Reference Data Pipeline (dlt/pipelines.py)

Summary

The dlt/pipelines.py script is the Modern Data Stack (MDS) integration for RiskFabric. It uses the dlt (Data Load Tool) library to manage the extraction and movement of cleaned, enriched geographic data from the staging database (Postgres) into the optimized Parquet reference files used by the generators.

Architectural Decisions

This pipeline is designed to facilitate Declarative Reference Data Export. Instead of custom SQL-to-Parquet conversion logic (as seen in export_references.rs), this script leverages the dlt library’s built-in support for the "filesystem" destination.

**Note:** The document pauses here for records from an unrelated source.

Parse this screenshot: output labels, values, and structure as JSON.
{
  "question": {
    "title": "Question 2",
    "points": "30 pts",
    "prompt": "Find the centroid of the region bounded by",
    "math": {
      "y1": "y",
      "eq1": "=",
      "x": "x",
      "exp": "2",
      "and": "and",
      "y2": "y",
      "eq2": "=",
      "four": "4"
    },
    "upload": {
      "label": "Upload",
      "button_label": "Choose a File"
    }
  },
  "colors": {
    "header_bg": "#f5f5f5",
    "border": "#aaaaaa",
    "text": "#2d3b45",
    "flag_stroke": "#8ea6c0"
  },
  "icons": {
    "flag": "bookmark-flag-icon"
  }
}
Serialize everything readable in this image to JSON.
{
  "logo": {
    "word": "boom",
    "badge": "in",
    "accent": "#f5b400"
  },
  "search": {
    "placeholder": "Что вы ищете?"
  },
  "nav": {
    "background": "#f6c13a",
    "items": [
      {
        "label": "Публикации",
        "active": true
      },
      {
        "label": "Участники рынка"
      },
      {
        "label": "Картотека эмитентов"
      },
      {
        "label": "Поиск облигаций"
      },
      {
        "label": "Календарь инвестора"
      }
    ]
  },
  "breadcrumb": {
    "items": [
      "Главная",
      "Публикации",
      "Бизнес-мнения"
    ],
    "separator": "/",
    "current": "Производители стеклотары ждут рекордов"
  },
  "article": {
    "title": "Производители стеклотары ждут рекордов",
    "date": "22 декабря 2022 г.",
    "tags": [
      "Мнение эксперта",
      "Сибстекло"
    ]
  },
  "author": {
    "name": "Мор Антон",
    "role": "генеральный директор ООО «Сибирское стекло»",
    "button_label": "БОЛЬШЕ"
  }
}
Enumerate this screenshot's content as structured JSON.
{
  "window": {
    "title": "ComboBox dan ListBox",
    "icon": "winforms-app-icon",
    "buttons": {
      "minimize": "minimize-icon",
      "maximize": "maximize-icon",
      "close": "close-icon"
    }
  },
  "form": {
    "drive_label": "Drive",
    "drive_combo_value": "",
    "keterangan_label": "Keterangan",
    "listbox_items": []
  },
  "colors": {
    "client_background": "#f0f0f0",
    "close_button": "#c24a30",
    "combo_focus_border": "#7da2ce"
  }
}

This allows for automated schema handling and standardized Parquet formatting, which is critical for maintaining consistency between the OSM-derived reference data and the Rust-based simulation.

A key architectural choice was the use of write_disposition="replace". Since the reference data (merchants and residential nodes) represents a "static" world that is fully rebuilt after every OSM extraction, this strategy ensures that the data/references/ directory always contains a clean snapshot of the environment without manual cleanup.

System Integration

dlt/pipelines.py acts as an alternative or supplementary utility to export_references.rs. It bridges the Staging layer (Postgres) and the Local File System layer. It is typically run as part of the "Level 0" world-building phase, specifically after dbt has transformed the raw OSM nodes into the mart_residential and mart_merchants models.

Known Issues

Environment variables (e.g., DESTINATION__FILESYSTEM__BUCKET_URL) are currently used to configure the DLT pipeline directly within the Python script. This approach is fragile and makes it difficult to change the reference directory without modifying the code. These should be moved into a dedicated dlt_config.toml file to align with the library’s best practices. Additionally, the pipeline currently lacks Data Validation tests; dlt "checks" should be implemented to ensure that the exported Parquet files contain the expected number of rows and non-null H3 indices before they are handed off to the generation engine.